The number of hedge funds closing their doors this year is slowing as investors add new money and performance improves.

In the first six months of 2017, 481 hedge funds shut down compared with 530 funds shuttered during the first half of 2016, according to new data from Hedge Fund Research (HFR) released on Monday.

This spells good news for the $3.1 trillion hedge fund industry after 1,057 funds went out of business last year, marking the biggest number of liquidations since the financial crisis. The industry currently counts about 8,200 hedge funds in all.

Hedge fund investors have complained loudly about hefty fees and poor returns over the last several years and pulled out $70.1 billion in assets last year.

But this year, investors are coming back, albeit slowly, having added $1.2 billion in new money since January, HFR data showed. Performance has also improved, with the average fund returning 5.4 percent in the first half, almost the exact figure for all of 2016.
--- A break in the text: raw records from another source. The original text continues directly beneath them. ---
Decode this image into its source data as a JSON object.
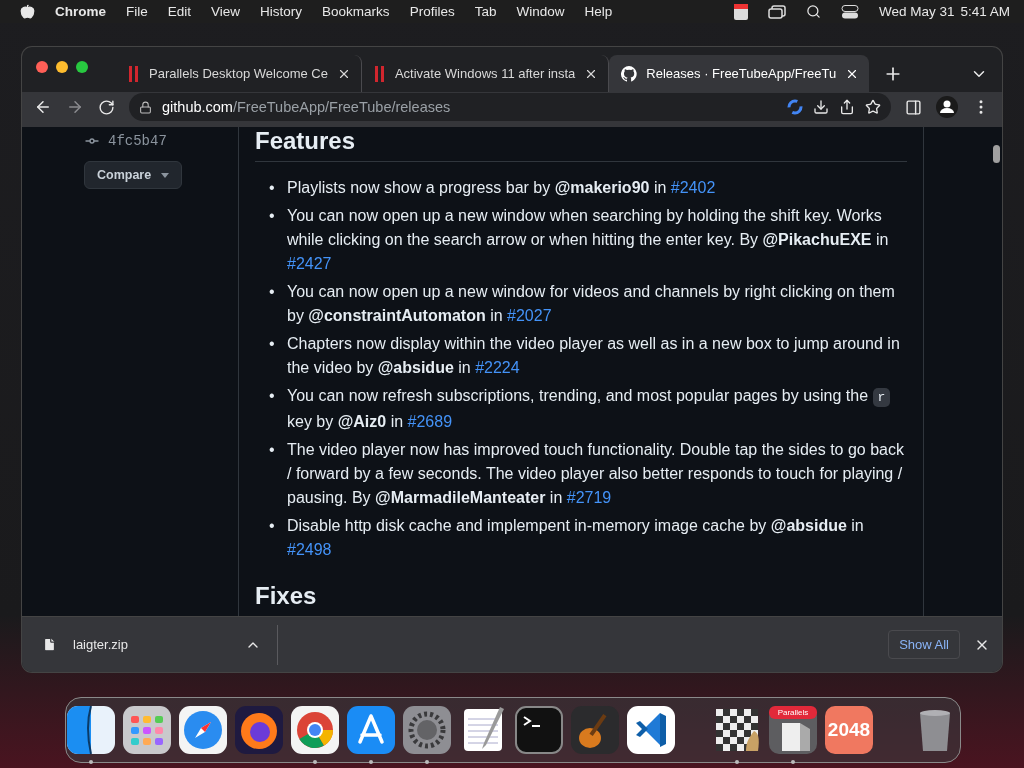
{
  "menu_bar": {
    "app": "Chrome",
    "items": [
      "File",
      "Edit",
      "View",
      "History",
      "Bookmarks",
      "Profiles",
      "Tab",
      "Window",
      "Help"
    ],
    "date": "Wed May 31",
    "time": "5:41 AM"
  },
  "tabs": [
    {
      "title": "Parallels Desktop Welcome Ce",
      "kind": "parallels",
      "selected": false
    },
    {
      "title": "Activate Windows 11 after insta",
      "kind": "parallels",
      "selected": false
    },
    {
      "title": "Releases · FreeTubeApp/FreeTu",
      "kind": "github",
      "selected": true
    }
  ],
  "address_bar": {
    "host": "github.com",
    "path": "/FreeTubeApp/FreeTube/releases"
  },
  "sidebar": {
    "commit": "4fc5b47",
    "compare_button": "Compare"
  },
  "sections": [
    {
      "heading": "Features",
      "items": [
        {
          "bullet": "•",
          "parts": [
            {
              "kind": "text",
              "text": "Playlists now show a progress bar by **@makerio90** in "
            },
            {
              "kind": "link",
              "text": "#2402"
            }
          ]
        },
        {
          "bullet": "•",
          "parts": [
            {
              "kind": "text",
              "text": "You can now open up a new window when searching by holding the shift key. Works while clicking on the search arrow or when hitting the enter key. By **@PikachuEXE** in "
            },
            {
              "kind": "link",
              "text": "#2427"
            }
          ]
        },
        {
          "bullet": "•",
          "parts": [
            {
              "kind": "text",
              "text": "You can now open up a new window for videos and channels by right clicking on them by **@constraintAutomaton** in "
            },
            {
              "kind": "link",
              "text": "#2027"
            }
          ]
        },
        {
          "bullet": "•",
          "parts": [
            {
              "kind": "text",
              "text": "Chapters now display within the video player as well as in a new box to jump around in the video by **@absidue** in "
            },
            {
              "kind": "link",
              "text": "#2224"
            }
          ]
        },
        {
          "bullet": "•",
          "parts": [
            {
              "kind": "text",
              "text": "You can now refresh subscriptions, trending, and most popular pages by using the "
            },
            {
              "kind": "code",
              "text": "r"
            },
            {
              "kind": "text",
              "text": " key by **@Aiz0** in "
            },
            {
              "kind": "link",
              "text": "#2689"
            }
          ]
        },
        {
          "bullet": "•",
          "parts": [
            {
              "kind": "text",
              "text": "The video player now has improved touch functionality. Double tap the sides to go back / forward by a few seconds. The video player also better responds to touch for playing / pausing. By **@MarmadileManteater** in "
            },
            {
              "kind": "link",
              "text": "#2719"
            }
          ]
        },
        {
          "bullet": "•",
          "parts": [
            {
              "kind": "text",
              "text": "Disable http disk cache and implempent in-memory image cache by **@absidue** in "
            },
            {
              "kind": "link",
              "text": "#2498"
            }
          ]
        }
      ]
    },
    {
      "heading": "Fixes"
    }
  ],
  "download_bar": {
    "file": "laigter.zip",
    "show_all": "Show All"
  },
  "dock": [
    {
      "kind": "finder",
      "running": true
    },
    {
      "kind": "launchpad",
      "running": false
    },
    {
      "kind": "safari",
      "running": false
    },
    {
      "kind": "firefox",
      "running": false
    },
    {
      "kind": "chrome",
      "running": true
    },
    {
      "kind": "appstore",
      "running": true
    },
    {
      "kind": "settings",
      "running": true
    },
    {
      "kind": "textedit",
      "running": false
    },
    {
      "kind": "terminal",
      "running": false
    },
    {
      "kind": "guitar",
      "running": false
    },
    {
      "kind": "vscode",
      "running": false
    },
    {
      "kind": "divider"
    },
    {
      "kind": "chess",
      "running": true
    },
    {
      "kind": "parallels",
      "label": "Parallels",
      "running": true
    },
    {
      "kind": "game",
      "label": "2048",
      "running": false
    },
    {
      "kind": "divider"
    },
    {
      "kind": "trash",
      "running": false
    }
  ]
}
During the second quarter, 222 funds shut down compared with 259 in the first quarter of 2017.

Notable funds that have gone out of business this year include Eric Mindich's Eton Park Capital Management. More recently, John Burbank's Passport Capital announced plans to shut its long-short equity fund.

John Paulson said his Paulson & Co was shutting its long-short equity fund. And now Brian Taylor's Pine River Capital Management plans to close its multi-strategy master fund, roughly one year after having closed its fixed income fund.

While the number of hedge fund closures is down, it remains much larger than the number of new launches, underscoring the difficulty in raising money from investors.

In the first half of 2017, 369 new funds opened, compared with 729 in all of 2016 and a record 2,073 funds launched in 2005.